In short you don't want to be forced to write perl which would run things like this:

# install ssh
if ( -e "/etc/apt/sources.list" )
{
  # we're probably debian
  system( "apt-get update" );
  system( "apt-get install openssh-server" );
}

You just want to be able to say "Install Package foo", and rely upon the helper library / primitives being implemented correctly enough to be able to have that work.

I'll probably stop there, but it has given me a fair amount to think about. Not least of which : What are the minimum required primitives to usefully automate client nodes?

ObFilm: Moulin Rouge!

| 6 comments

 

Comments on this entry

icon Andrew Pollock at 14:17 on 16 January 2010

Have you seen slack?

icon Steve Kemp at 14:22 on 16 January 2010

No I hadn't.

Looking over it briefly it seems very specific on what it does, in a way that I like.

The main job seems to be installing files and running shell scripts / commands once those files have been replaced/copied/installed.

I'd like to see some facility for running a DiskFree or sending an alert - but perhaps thats a level of complexity that people don't often need?

icon toupeira at 15:02 on 16 January 2010

We also use slack at work to automate server installations, together with a Bash "library" of helper functions for various tasks (e.g. installing packages, creating users, editing files, etc.), to keep the preinstall/postinstall scripts as simple as possible, and also support the different platforms we use (Debian, Nexenta/OpenSolaris, XenServer/RedHat).

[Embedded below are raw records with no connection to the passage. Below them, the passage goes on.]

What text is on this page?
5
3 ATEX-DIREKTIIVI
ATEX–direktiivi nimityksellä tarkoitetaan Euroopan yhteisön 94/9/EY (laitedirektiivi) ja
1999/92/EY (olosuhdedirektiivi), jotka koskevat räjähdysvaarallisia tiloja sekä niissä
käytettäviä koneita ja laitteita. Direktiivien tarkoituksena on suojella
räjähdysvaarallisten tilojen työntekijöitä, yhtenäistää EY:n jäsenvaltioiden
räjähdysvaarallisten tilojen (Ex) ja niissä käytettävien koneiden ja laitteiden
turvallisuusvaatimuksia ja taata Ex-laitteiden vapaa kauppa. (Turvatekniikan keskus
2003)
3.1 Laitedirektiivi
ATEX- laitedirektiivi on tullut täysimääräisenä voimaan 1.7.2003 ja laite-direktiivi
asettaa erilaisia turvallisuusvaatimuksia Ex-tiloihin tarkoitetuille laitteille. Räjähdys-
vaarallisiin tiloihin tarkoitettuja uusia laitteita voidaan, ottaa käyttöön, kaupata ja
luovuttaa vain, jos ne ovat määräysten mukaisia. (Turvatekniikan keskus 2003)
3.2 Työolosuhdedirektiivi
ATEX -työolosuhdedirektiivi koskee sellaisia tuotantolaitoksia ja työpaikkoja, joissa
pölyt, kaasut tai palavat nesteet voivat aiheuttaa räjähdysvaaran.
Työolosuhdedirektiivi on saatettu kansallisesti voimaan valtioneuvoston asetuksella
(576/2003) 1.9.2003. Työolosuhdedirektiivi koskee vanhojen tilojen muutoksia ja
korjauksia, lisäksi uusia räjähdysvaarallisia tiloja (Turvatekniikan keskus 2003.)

For monitoring/alerts we use Zabbix with custom scripts, which simply get dropped by slack in the correct places, and then in Zabbix we have pre-defined templates for the various server roles.

icon C.J. Adams-Collier at 19:33 on 16 January 2010

Hey... What are you thoughts on this, mister? AoE root for guests seems like a cool idea... eases live migration, too. If you don't need super-fast disks...

http://wp.colliertech.org/cj/?p=678

icon Steve Kemp at 19:37 on 16 January 2010

I think it is very cool.

(I've also been looking at PXE Booting "working" systems recently, as opposed to merely using PXE/NFSRoot for rescue environments).

The only specific comment I'd have on your documentation/setup is that rather than copying pxelinux.0 I'd use a symlink.